Running k-means clustering with k = 2 recursively on clusters greater than a certain size Does it make sense to run k-means with k (number of clusters) of 2, and then for every cluster bigger than N, run k-means again with k = 2? We can then keep doing it until we have all clusters of size < N.
Please don't focus on the hyperparameter N, which doesn't have a lot of meaning, but focus on the idea of running k-means multiple times with k = 2.
Could it lead to a better result than running k-means only once with k > 2?
 A: Sure, it could - but only if your dataset has a very specific type of structure. And there's no reason to expect that specific structure to be a common feature of datasets, so I don't expect this would be a generally useful process. 

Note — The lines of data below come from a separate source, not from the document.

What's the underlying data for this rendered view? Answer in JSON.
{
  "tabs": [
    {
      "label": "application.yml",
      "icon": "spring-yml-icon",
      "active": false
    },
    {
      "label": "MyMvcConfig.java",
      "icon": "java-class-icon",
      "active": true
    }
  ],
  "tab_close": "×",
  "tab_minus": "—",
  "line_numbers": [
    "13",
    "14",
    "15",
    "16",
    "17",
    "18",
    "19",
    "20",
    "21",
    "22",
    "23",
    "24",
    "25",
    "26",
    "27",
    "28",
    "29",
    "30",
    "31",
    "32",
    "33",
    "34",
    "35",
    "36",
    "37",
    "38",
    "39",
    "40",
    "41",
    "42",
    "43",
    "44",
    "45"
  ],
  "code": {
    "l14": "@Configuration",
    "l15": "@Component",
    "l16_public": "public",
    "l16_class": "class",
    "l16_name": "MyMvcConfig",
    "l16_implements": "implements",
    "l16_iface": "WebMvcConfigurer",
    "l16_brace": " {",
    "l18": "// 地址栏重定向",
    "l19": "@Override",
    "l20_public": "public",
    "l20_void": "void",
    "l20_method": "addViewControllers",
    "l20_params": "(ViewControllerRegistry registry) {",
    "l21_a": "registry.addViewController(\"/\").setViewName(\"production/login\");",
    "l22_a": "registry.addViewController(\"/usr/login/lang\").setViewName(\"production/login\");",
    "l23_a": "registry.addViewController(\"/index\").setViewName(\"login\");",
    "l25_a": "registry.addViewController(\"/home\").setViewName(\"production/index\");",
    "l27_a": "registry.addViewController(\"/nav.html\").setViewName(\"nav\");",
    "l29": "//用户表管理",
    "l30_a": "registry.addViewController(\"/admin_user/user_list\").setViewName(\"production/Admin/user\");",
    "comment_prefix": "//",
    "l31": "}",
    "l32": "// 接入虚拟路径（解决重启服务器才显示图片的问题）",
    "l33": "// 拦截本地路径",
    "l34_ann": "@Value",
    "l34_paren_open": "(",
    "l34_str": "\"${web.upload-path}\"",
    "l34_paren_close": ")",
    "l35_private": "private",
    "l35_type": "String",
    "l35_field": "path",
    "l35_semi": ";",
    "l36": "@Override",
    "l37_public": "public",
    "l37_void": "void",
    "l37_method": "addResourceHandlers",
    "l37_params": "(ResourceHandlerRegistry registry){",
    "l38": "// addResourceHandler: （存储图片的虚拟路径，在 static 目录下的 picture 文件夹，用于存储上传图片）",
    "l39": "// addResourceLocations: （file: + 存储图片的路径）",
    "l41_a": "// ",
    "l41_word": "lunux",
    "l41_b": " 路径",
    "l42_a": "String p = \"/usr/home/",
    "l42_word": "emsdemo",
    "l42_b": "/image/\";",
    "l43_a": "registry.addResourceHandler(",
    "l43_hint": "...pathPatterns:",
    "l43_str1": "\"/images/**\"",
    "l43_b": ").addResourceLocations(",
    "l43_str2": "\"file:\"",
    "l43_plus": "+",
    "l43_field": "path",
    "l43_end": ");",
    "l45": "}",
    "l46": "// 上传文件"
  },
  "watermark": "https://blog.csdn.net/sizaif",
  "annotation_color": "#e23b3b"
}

That doesn't mean that k-means is great by itself; there are many modified versions of the algorithm that have proven to be very useful, including k-means++ (which uses an iterative procedure as well), k-medians, and k-mediods.
You may also be interested in hierarchical-clustering approaches, which are both useful and seem similar in spirit to what you are proposing. 
A: This is roughly the idea of bisecting k-means.
No, the result is almost certainly worse (by SSQ) than that of k-means with the same number of clusters. K-means finds (at least almost) a local optimum. The bisection approach does not, as such optimas are usually not hierarchic (the best k=2 and the best k=3 solution do usually not have a center in common, for example on 2d uniform data).
Why do you think it will be better? By what notion of "better"?